Cela faisait maintenant un quart
d'heure qu'il surveillait le troquet d'en face, attendant avec
impatience l'arrivée de Dédé le Hotu! Cela allait être sa fête
au Hotu! C'était pas une flèche le Dédé, on n'aurait pas parié
un kopeck sur ce canasson de retour, mais il avait eu le fion de
miser sur un bon bourrin, un jour aux cantines, de décrocher la
timbale qui lui avait permis d'acheter ce rade au fin fond d'une
banlieue pourrie.
Depuis il s'était marqué avec Simone
les belles mirettes, une gamine dont la culture tenait plus dans ses
formes que dans son ciboulot! On pouvait imaginer les exercices
physiques qui faisaient que le Dédé avait besoin d'un démonte-pneu
pour s'extraire du pageot le matin!
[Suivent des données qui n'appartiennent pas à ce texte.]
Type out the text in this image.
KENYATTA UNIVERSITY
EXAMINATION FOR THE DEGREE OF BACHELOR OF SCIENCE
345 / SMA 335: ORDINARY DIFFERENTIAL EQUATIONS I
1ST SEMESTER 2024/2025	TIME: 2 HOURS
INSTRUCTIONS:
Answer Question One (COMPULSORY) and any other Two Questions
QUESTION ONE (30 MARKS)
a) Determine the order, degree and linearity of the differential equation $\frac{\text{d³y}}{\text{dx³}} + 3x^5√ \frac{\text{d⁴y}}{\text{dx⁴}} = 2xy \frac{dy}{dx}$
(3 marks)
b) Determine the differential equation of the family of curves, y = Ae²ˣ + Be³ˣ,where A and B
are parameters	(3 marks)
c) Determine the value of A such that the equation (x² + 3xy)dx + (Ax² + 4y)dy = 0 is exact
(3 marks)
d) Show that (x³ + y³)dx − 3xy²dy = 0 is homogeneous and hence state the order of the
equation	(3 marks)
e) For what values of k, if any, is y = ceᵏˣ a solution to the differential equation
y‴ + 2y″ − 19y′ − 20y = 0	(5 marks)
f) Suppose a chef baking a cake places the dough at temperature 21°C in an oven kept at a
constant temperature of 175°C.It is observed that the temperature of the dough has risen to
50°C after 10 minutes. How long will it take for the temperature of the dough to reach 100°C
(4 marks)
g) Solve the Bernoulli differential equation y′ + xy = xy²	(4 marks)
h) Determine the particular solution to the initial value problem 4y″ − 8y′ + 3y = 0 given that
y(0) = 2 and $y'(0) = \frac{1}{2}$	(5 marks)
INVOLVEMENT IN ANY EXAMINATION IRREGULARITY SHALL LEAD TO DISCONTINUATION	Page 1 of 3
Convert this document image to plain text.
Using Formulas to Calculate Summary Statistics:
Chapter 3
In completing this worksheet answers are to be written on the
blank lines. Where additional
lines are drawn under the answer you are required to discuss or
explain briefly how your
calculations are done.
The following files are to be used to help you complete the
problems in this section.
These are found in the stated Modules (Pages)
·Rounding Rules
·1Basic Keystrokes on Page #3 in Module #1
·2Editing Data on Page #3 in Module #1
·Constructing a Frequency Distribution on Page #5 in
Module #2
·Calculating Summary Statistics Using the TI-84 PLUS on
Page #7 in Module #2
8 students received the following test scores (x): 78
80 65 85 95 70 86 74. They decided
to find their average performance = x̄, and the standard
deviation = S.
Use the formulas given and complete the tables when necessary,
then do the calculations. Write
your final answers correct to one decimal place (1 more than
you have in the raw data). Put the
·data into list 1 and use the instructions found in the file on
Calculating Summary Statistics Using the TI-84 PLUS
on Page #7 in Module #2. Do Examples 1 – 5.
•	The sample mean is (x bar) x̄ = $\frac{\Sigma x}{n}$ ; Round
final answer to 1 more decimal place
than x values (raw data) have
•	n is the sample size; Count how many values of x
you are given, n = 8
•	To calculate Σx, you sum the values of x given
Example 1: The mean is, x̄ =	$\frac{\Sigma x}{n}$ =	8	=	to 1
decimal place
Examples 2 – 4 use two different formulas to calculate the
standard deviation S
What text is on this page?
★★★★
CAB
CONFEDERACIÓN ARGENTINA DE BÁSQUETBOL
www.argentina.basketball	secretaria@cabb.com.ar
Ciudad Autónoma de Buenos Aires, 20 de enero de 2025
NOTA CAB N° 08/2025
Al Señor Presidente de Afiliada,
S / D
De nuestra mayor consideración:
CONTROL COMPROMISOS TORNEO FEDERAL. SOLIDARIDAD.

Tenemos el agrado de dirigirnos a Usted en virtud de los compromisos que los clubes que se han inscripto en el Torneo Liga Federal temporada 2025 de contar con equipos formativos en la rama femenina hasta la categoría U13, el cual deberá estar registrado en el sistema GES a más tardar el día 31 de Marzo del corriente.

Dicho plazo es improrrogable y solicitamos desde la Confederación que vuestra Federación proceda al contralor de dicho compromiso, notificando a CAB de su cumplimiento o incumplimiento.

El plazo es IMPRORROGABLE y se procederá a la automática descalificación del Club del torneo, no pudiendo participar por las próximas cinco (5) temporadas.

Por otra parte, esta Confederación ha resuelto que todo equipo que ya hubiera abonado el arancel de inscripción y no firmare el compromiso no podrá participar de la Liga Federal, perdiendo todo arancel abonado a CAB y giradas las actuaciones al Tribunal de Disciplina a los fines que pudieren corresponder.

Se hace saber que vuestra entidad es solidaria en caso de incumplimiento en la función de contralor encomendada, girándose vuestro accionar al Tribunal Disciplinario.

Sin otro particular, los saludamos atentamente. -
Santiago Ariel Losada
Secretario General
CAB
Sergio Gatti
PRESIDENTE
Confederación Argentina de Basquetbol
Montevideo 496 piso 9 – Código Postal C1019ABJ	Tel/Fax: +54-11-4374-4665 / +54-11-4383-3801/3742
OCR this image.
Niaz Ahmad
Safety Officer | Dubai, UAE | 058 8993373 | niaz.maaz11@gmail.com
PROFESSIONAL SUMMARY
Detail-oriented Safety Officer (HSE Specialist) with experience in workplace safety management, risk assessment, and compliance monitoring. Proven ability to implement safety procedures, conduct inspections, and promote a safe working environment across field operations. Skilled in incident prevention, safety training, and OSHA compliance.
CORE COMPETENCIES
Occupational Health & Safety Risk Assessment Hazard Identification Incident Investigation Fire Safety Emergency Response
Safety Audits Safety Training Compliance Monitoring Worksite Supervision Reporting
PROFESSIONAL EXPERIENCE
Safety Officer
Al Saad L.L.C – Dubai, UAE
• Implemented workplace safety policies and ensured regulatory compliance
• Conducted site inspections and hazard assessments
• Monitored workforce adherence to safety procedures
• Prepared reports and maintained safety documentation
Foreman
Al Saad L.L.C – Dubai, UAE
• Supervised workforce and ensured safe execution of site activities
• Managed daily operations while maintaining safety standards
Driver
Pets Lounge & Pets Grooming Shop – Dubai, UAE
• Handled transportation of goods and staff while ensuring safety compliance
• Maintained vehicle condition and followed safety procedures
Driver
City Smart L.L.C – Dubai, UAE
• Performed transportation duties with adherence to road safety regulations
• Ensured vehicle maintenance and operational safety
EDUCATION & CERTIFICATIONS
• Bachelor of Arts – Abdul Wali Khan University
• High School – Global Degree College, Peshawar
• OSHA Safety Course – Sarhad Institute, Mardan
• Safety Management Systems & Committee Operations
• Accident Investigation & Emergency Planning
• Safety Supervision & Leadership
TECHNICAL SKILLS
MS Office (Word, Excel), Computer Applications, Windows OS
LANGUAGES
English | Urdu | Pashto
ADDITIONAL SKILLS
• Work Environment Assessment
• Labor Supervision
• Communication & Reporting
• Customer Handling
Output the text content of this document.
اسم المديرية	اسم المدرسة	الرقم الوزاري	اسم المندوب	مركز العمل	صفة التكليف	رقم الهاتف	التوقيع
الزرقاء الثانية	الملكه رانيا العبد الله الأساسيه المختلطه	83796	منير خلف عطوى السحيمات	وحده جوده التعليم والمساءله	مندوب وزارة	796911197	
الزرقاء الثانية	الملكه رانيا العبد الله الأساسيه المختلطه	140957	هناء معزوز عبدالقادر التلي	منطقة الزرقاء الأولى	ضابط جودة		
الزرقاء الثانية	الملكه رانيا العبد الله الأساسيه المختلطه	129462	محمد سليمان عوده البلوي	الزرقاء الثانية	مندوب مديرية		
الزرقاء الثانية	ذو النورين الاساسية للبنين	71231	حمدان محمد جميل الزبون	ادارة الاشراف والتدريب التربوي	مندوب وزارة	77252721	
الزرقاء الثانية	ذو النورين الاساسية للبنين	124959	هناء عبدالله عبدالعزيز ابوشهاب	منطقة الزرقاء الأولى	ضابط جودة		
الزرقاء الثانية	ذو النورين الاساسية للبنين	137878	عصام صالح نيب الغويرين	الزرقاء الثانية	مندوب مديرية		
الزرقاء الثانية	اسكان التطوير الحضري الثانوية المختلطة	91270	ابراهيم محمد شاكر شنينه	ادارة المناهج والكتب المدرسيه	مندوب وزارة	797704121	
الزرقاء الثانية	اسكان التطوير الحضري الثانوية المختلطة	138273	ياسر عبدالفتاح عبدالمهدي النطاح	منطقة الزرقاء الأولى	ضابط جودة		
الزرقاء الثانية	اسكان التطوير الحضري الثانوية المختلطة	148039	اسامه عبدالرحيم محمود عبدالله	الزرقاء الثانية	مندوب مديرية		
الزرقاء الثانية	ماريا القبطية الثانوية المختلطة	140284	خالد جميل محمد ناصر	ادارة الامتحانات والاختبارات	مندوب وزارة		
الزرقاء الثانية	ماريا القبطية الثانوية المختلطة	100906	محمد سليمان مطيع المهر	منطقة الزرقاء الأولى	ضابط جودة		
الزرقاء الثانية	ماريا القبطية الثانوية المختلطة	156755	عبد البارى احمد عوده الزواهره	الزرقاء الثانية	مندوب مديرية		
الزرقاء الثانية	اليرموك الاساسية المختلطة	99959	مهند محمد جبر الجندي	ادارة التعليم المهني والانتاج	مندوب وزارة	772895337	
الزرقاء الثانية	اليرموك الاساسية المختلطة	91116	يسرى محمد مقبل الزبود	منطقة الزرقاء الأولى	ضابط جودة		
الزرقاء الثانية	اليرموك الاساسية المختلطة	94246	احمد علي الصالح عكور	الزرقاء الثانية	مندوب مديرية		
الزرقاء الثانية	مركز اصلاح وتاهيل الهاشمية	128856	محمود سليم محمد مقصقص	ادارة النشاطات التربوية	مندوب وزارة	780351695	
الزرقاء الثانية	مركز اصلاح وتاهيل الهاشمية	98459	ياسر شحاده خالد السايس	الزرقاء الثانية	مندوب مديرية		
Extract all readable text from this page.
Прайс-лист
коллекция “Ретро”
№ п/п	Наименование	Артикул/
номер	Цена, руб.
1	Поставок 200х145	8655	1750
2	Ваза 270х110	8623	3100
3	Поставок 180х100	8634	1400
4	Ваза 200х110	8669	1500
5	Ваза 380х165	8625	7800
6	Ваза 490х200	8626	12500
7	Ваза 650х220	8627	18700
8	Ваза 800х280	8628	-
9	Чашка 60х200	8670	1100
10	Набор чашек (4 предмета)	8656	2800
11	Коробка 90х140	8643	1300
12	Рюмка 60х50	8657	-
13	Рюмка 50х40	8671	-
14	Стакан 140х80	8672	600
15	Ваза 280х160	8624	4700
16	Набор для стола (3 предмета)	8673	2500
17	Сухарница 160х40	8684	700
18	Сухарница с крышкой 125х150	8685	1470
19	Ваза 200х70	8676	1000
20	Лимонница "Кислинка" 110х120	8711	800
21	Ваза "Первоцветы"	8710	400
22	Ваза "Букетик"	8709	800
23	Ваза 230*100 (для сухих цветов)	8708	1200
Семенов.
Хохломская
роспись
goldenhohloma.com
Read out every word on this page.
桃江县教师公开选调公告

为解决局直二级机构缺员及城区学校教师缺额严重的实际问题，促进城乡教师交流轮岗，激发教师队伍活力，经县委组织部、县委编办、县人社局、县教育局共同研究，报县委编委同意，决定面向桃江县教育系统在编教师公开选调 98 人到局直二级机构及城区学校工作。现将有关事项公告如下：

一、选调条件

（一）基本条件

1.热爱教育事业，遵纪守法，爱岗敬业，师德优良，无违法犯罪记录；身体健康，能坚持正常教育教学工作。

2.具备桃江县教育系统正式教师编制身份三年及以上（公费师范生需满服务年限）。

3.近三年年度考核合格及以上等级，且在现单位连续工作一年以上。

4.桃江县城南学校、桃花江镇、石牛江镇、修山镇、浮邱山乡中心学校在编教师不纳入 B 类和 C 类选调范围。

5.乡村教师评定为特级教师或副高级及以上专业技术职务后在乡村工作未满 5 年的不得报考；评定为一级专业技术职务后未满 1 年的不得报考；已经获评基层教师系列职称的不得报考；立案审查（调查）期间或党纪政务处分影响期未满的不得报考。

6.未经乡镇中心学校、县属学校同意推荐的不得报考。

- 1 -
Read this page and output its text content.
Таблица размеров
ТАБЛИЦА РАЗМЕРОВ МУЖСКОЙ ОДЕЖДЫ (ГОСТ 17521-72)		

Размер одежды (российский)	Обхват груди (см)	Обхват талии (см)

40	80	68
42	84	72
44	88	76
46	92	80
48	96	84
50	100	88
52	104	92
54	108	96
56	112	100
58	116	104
Les supermen de l'édredon c'est
bien dans les films, ou à la télé, le soir, dans les romans "nous
deux - intimité" interdits aux moins de 16 ans, diffusés à
partir de 23 heures, car, en réalité, sans doping, fallait rester
modeste!
La silhouette du Hotu apparût au coin
de la rue. Reconnaissable le Dédé, vouté, avançant au petit trot,
un reste du turf sans doute, donnant l'impression qu'il allait se
casser en deux au pas suivant. Marrant comme certains ne vieillissent
jamais, simplement parce qu'ils ont toujours paru vieux! On a du mal
à se l'imaginer gamin, le Hotu, il devait les afficher cette
moustache triste, cette chevelure suiffeuse, ce nez de boxeur
n'ayant pas eu de chance, ces yeux qui devraient rendre obligatoire
le port de lunettes de soleil afin de ne pas choquer les cœurs
sensibles, des oreilles permettant de déterminer le sens du vent,
une bouche si mince que plus petite elle n'aurait pas existé! La
partie de ce corps délabré qui avait le plus plue à Simone,
c'était sans aucun doute au niveau du cœur, là où se trouve le
chéquier! Le coup de foudre, quoi!
Il avançait, sous la pluie battante,
protégé par un pardoss qui avait dû appartenir à son arrière
grand-père, ainsi que par un "Parisien libéré" au-dessus
de sa tête, lui évitant ainsi un shampooing qui aurait fort étonné
la colonie animale qui l'habitait.
Enfin il arrivât devant l'estaminet,
délourdât la porte principale et s'engouffrât comme une anguille
dans l'obscurité dominante!
Encore quelques instants, lui laisser
le temps de remonter le rideau de fer, d'allumer les loupiotes de la
salle et il allait pouvoir foncer le Paul! Ses pognes se serrèrent
dans ses fouilles trempées! Sa mâchoire se contractât, mais il
prît sur lui, ne rien laisser paraître, faire comme si de rien
n'était, malgré les kilomètres affichés au compteur, il était
resté un homme, un vrai!
Depuis sa sortie de cabane, 20 ans de
placard, il n'attendait que cela, ce moment béni, ce qui lui faisait
paraître la vie moins triste, ce petit cérémonial matinal, prendre
son petit caoua!
Il avait maintenant une vie rangée, un
taf réglo, il était devenu un vrai boulot, un pue-la-sueur! Alors,
avant de se mettre les mains dans le cambouis, il lui fallait son
petit noir! Si le Hotu continuait à radiner à la bourre, tant pis,
il changerait de crèmerie, mais on a ses habitudes! Faudrait quand
même pas le faire passer pour un cave auprès de sa boite, trop de
retards ferait désordre!
Merde! Passer honnête, ce n'est quand
même pas à la portée de tout le monde!